While negotiating with your spouse about whether one of you should pay spousal support to the other, one factor you should consider is the tax implications. Those who have never paid or received spousal support before may not realize that it could affect their income tax bill, either positively or negatively.
Basically, spousal support, commonly known as alimony, is deductible for the former spouse making the payments. On the other hand, alimony is considered taxable income for an ex-husband or wife who receives it. Depending on each ex’s financial situation, alimony could be a mixed blessing.
The law will allow a person who pays spousal support to deduct the payments from his or her taxes if several conditions are true:
- You and your ex do not file your tax returns jointly.
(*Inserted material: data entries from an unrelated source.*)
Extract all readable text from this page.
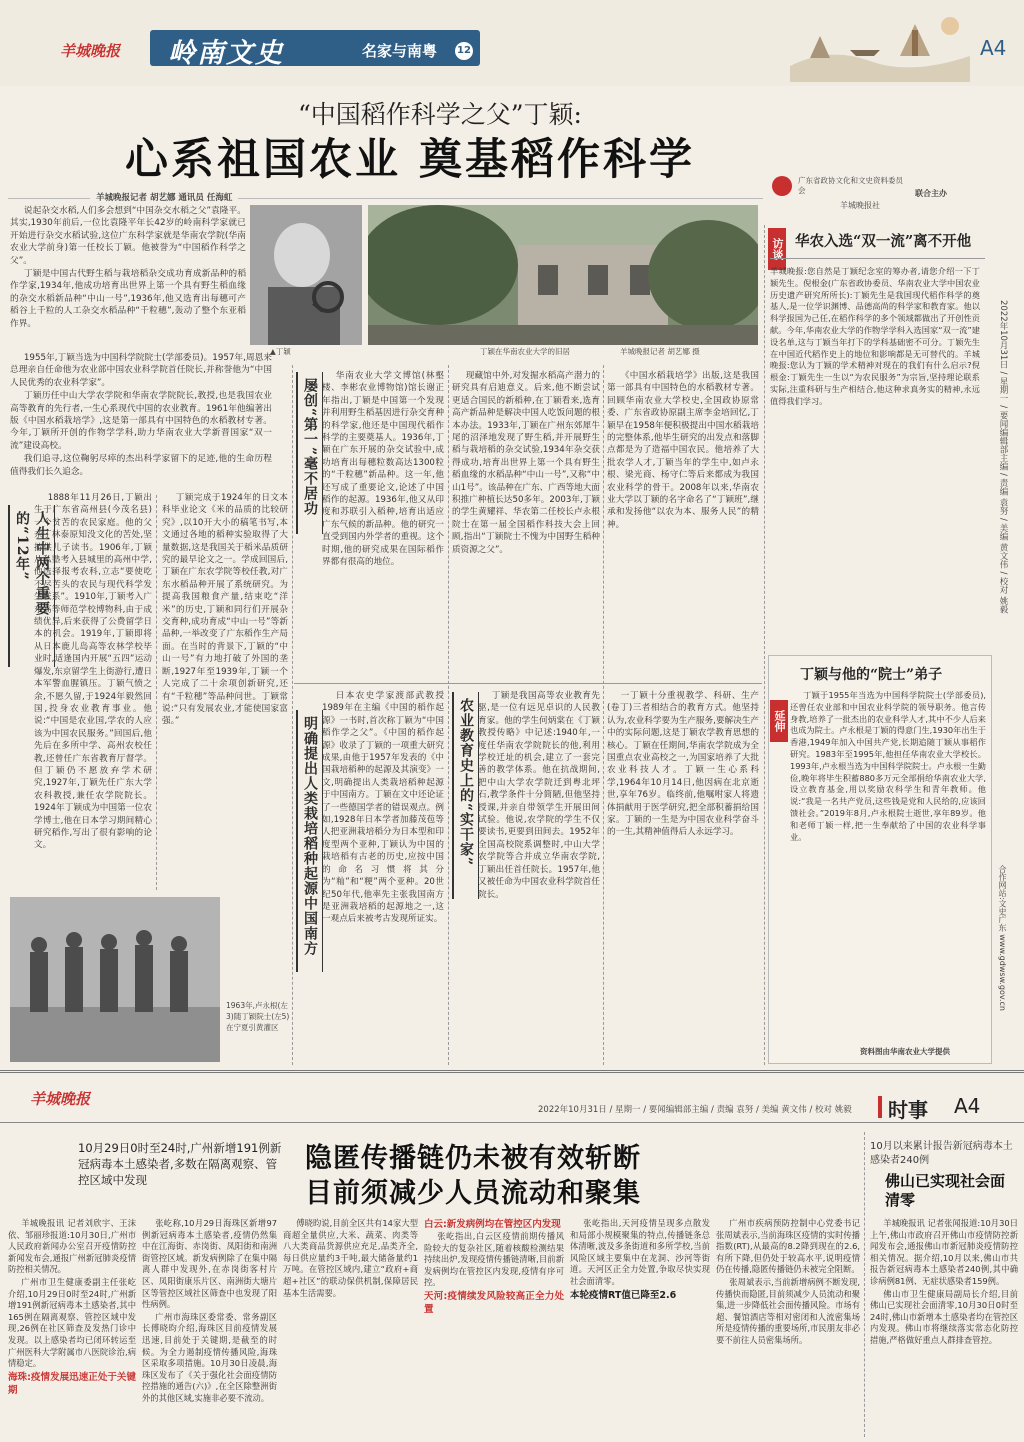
羊城晚报 岭南文史	名家与南粤 12	A4
“中国稻作科学之父”丁颖:
心系祖国农业 奠基稻作科学	广东省政协文化和文史资料委员会	联合主办
羊城晚报社
羊城晚报记者 胡艺娜 通讯员 任海虹

说起杂交水稻,人们多会想到“中国杂交水稻之父”袁隆平。其实,1930年前后,一位比袁隆平年长42岁的岭南科学家就已开始进行杂交水稻试验,这位广东科学家就是华南农学院(华南农业大学前身)第一任校长丁颖。他被誉为“中国稻作科学之父”。

丁颖是中国古代野生稻与栽培稻杂交成功育成新品种的稻作学家,1934年,他成功培育出世界上第一个具有野生稻血缘的杂交水稻新品种“中山一号”,1936年,他又选育出每穗可产稻谷上千粒的人工杂交水稻品种“千粒穗”,轰动了整个东亚稻作界。

1955年,丁颖当选为中国科学院院士(学部委员)。1957年,周恩来总理亲自任命他为农业部中国农业科学院首任院长,并称誉他为“中国人民优秀的农业科学家”。

丁颖历任中山大学农学院和华南农学院院长,教授,也是我国农业高等教育的先行者,一生心系现代中国的农业教育。1961年他编著出版《中国水稻栽培学》,这是第一部具有中国特色的水稻教材专著。今年,丁颖所开创的作物学学科,助力华南农业大学新晋国家“双一流”建设高校。

我们追寻,这位鞠躬尽瘁的杰出科学家留下的足迹,他的生命历程值得我们长久追念。

▲丁颖	丁颖在华南农业大学的旧居	羊城晚报记者 胡艺娜 摄
访谈 华农入选“双一流”离不开他
羊城晚报:您自然是丁颖纪念室的筹办者,请您介绍一下丁颖先生。倪根金(广东省政协委员、华南农业大学中国农业历史遗产研究所所长):丁颖先生是我国现代稻作科学的奠基人,是一位学识渊博、品德高尚的科学家和教育家。他以科学报国为己任,在稻作科学的多个领域都做出了开创性贡献。今年,华南农业大学的作物学学科入选国家“双一流”建设名单,这与丁颖当年打下的学科基础密不可分。丁颖先生在中国近代稻作史上的地位和影响都是无可替代的。羊城晚报:您认为丁颖的学术精神对现在的我们有什么启示?倪根金:丁颖先生一生以“为农民服务”为宗旨,坚持理论联系实际,注重科研与生产相结合,他这种求真务实的精神,永远值得我们学习。	2022年10月31日 / 星期一 / 要闻编辑部主编 / 责编 袁努 / 美编 黄文伟 / 校对 姚毅
合作网站:文史广东 www.gdwsw.gov.cn
人生中两个重要的“12年”
屡创“第一”毫不居功
明确提出人类栽培稻种起源中国南方	农业教育史上的“实干家”
1888年11月26日,丁颖出生于广东省高州县(今茂名县)一个贫苦的农民家庭。他的父亲丁林泰原知没文化的苦处,坚持供儿子读书。1906年,丁颖从私塾考入县城里的高州中学,他选择报考农科,立志“要使吃不尽苦头的农民与现代科学发生联系”。1910年,丁颖考入广东高等师范学校博物科,由于成绩优异,后来获得了公费留学日本的机会。1919年,丁颖即将从日本鹿儿岛高等农林学校毕业时,适逢国内开展“五四”运动爆发,东京留学生上街游行,遭日本军警血腥镇压。丁颖气愤之余,不愿久留,于1924年毅然回国,投身农业教育事业。他说:“中国是农业国,学农的人应该为中国农民服务。”回国后,他先后在多所中学、高州农校任教,还曾任广东省教育厅督学。但丁颖仍不愿放弃学术研究,1927年,丁颖先任广东大学农科教授,兼任农学院院长。1924年丁颖成为中国第一位农学博士,他在日本学习期间精心研究稻作,写出了很有影响的论文。
丁颖完成于1924年的日文本科毕业论文《米的品质的比较研究》,以10开大小的稿笔书写,本文通过各地的稻种实验取得了大量数据,这是我国关于稻米品质研究的最早论文之一。学成回国后,丁颖在广东农学院等校任教,对广东水稻品种开展了系统研究。为提高我国粮食产量,结束吃“洋米”的历史,丁颖和同行们开展杂交育种,成功育成“中山一号”等新品种,一举改变了广东稻作生产局面。在当时的背景下,丁颖的“中山一号”有力地打破了外国的垄断,1927年至1939年,丁颖一个人完成了二十余项创新研究,还有“千粒穗”等品种问世。丁颖常说:“只有发展农业,才能使国家富强。”
华南农业大学文博馆(林壑楼、李彬农业博物馆)馆长谢正年指出,丁颖是中国第一个发现并利用野生稻基因进行杂交育种的科学家,他还是中国现代稻作科学的主要奠基人。1936年,丁颖在广东开展的杂交试验中,成功培育出每穗粒数高达1300粒的“千粒穗”新品种。这一年,他还写成了重要论文,论述了中国稻作的起源。1936年,他又从印度和苏联引入稻种,培育出适应广东气候的新品种。他的研究一直受到国内外学者的重视。这个时期,他的研究成果在国际稻作界都有很高的地位。
现藏馆中外,对发掘水稻高产潜力的研究具有启迪意义。后来,他不断尝试更适合国民的新稻种,在丁颖看来,选育高产新品种是解决中国人吃饭问题的根本办法。1933年,丁颖在广州东郊犀牛尾的沼泽地发现了野生稻,并开展野生稻与栽培稻的杂交试验,1934年杂交获得成功,培育出世界上第一个具有野生稻血缘的水稻品种“中山一号”,又称“中山1号”。该品种在广东、广西等地大面积推广种植长达50多年。2003年,丁颖的学生黄耀祥、华农第二任校长卢永根院士在第一届全国稻作科技大会上回顾,指出“丁颖院士不愧为中国野生稻种质资源之父”。
《中国水稻栽培学》出版,这是我国第一部具有中国特色的水稻教材专著。回顾华南农业大学校史,全国政协原常委、广东省政协原副主席李金培回忆,丁颖早在1958年便积极提出中国水稻栽培的完整体系,他毕生研究的出发点和落脚点都是为了造福中国农民。他培养了大批农学人才,丁颖当年的学生中,如卢永根、梁光商、杨守仁等后来都成为我国农业科学的骨干。2008年以来,华南农业大学以丁颖的名字命名了“丁颖班”,继承和发扬他“以农为本、服务人民”的精神。
日本农史学家渡部武教授1989年在主编《中国的稻作起源》一书时,首次称丁颖为“中国稻作学之父”。《中国的稻作起源》收录了丁颖的一项重大研究成果,由他于1957年发表的《中国栽培稻种的起源及其演变》一文,明确提出人类栽培稻种起源于中国南方。丁颖在文中还论证了一些德国学者的错误观点。例如,1928年日本学者加藤茂苞等人把亚洲栽培稻分为日本型和印度型两个亚种,丁颖认为中国的栽培稻有古老的历史,应按中国的命名习惯将其分为“籼”和“粳”两个亚种。20世纪50年代,他率先主张我国南方是亚洲栽培稻的起源地之一,这一观点后来被考古发现所证实。
丁颖是我国高等农业教育先驱,是一位有远见卓识的人民教育家。他的学生何炳棠在《丁颖教授传略》中记述:1940年,一度任华南农学院院长的他,利用学校迁址的机会,建立了一套完善的教学体系。他在抗战期间,把中山大学农学院迁到粤北坪石,教学条件十分简陋,但他坚持授课,并亲自带领学生开展田间试验。他说,农学院的学生不仅要读书,更要到田间去。1952年全国高校院系调整时,中山大学农学院等合并成立华南农学院,丁颖出任首任院长。1957年,他又被任命为中国农业科学院首任院长。
一丁颖十分重视教学、科研、生产(卷丁)三者相结合的教育方式。他坚持认为,农业科学要为生产服务,要解决生产中的实际问题,这是丁颖农学教育思想的核心。丁颖在任期间,华南农学院成为全国重点农业高校之一,为国家培养了大批农业科技人才。丁颖一生心系科学,1964年10月14日,他因病在北京逝世,享年76岁。临终前,他嘱咐家人将遗体捐献用于医学研究,把全部积蓄捐给国家。丁颖的一生是为中国农业科学奋斗的一生,其精神值得后人永远学习。
1963年,卢永根(左3)随丁颖院士(左5)在宁夏引黄灌区
丁颖与他的“院士”弟子
延伸
丁颖于1955年当选为中国科学院院士(学部委员),还曾任农业部和中国农业科学院的领导职务。他言传身教,培养了一批杰出的农业科学人才,其中不少人后来也成为院士。卢永根是丁颖的得意门生,1930年出生于香港,1949年加入中国共产党,长期追随丁颖从事稻作研究。1983年至1995年,他担任华南农业大学校长。1993年,卢永根当选为中国科学院院士。卢永根一生勤俭,晚年将毕生积蓄880多万元全部捐给华南农业大学,设立教育基金,用以奖励农科学生和青年教师。他说:“我是一名共产党员,这些钱是党和人民给的,应该回馈社会。”2019年8月,卢永根院士逝世,享年89岁。他和老师丁颖一样,把一生奉献给了中国的农业科学事业。
资料图由华南农业大学提供
羊城晚报
2022年10月31日 / 星期一 / 要闻编辑部主编 / 责编 袁努 / 美编 黄文伟 / 校对 姚毅 时事 A4
10月29日0时至24时,广州新增191例新冠病毒本土感染者,多数在隔离观察、管控区域中发现
隐匿传播链仍未被有效斩断
目前须减少人员流动和聚集
10月以来累计报告新冠病毒本土感染者240例
佛山已实现社会面清零

羊城晚报讯 记者刘欣宇、王沫依、邹丽珍报道:10月30日,广州市人民政府新闻办公室召开疫情防控新闻发布会,通报广州新冠肺炎疫情防控相关情况。

广州市卫生健康委副主任张屹介绍,10月29日0时至24时,广州新增191例新冠病毒本土感染者,其中165例在隔离观察、管控区域中发现,26例在社区筛查及发热门诊中发现。以上感染者均已闭环转运至广州医科大学附属市八医院诊治,病情稳定。

海珠:疫情发展迅速正处于关键期

张屹称,10月29日海珠区新增97例新冠病毒本土感染者,疫情仍然集中在江海街、赤岗街、凤阳街和南洲街管控区域。新发病例除了在集中隔离人群中发现外,在赤岗街客村片区、凤阳街康乐片区、南洲街大塘片区等管控区域社区筛查中也发现了阳性病例。

广州市海珠区委常委、常务副区长傅晓昀介绍,海珠区目前疫情发展迅速,目前处于关键期,是截至的时候。为全力遏制疫情传播风险,海珠区采取多项措施。10月30日凌晨,海珠区发布了《关于强化社会面疫情防控措施的通告(六)》,在全区除整洲街外的其他区域,实施非必要不流动。

傅晓昀说,目前全区共有14家大型商超全量供应,大米、蔬菜、肉类等八大类商品货源供应充足,品类齐全,每日供应量约3千吨,最大储备量约1万吨。在管控区域内,建立“政府+商超+社区”的联动保供机制,保障居民基本生活需要。

白云:新发病例均在管控区内发现

张屹指出,白云区疫情前期传播风险较大的复杂社区,随着核酸检测结果持续出炉,发现疫情传播链清晰,目前新发病例均在管控区内发现,疫情有序可控。

天河:疫情续发风险较高正全力处置

张屹指出,天河疫情呈现多点散发和局部小规模聚集的特点,传播链条总体清晰,波及多条街道和多所学校,当前风险区域主要集中在龙洞、沙河等街道。天河区正全力处置,争取尽快实现社会面清零。

本轮疫情RT值已降至2.6

广州市疾病预防控制中心党委书记张周斌表示,当前海珠区疫情的实时传播指数(RT),从最高的8.2降到现在的2.6,有所下降,但仍处于较高水平,说明疫情仍在传播,隐匿传播链仍未被完全阻断。

张周斌表示,当前新增病例不断发现,传播快而隐匿,目前须减少人员流动和聚集,进一步降低社会面传播风险。市场有超、餐馆酒店等相对密闭和人流密集场所是疫情传播的重要场所,市民朋友非必要不前往人员密集场所。

羊城晚报讯 记者张闻报道:10月30日上午,佛山市政府召开佛山市疫情防控新闻发布会,通报佛山市新冠肺炎疫情防控相关情况。据介绍,10月以来,佛山市共报告新冠病毒本土感染者240例,其中确诊病例81例、无症状感染者159例。

佛山市卫生健康局副局长介绍,目前佛山已实现社会面清零,10月30日0时至24时,佛山市新增本土感染者均在管控区内发现。佛山市将继续落实常态化防控措施,严格做好重点人群排查管控。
- The payments are in cash, which includes checks and money orders.
- In cases of legal separation, you and your former spouse live in different households.
- Your payments will stop after the death of your ex.
- Your payments are not treated as child support.
As long as the paying ex can meet these conditions, his or her payments will be considered spousal support for tax purposes. However, child support is not deductible. Neither are property settlements, even if you are paying it off in installments. So be careful when choosing what to claim as a deduction.
This also means that whether or not to ask for alimony, or agree to pay it, could be part of a larger strategy. Most people going through divorce want to get as much as they are financially entitled to, while also minimizing their resulting tax bill.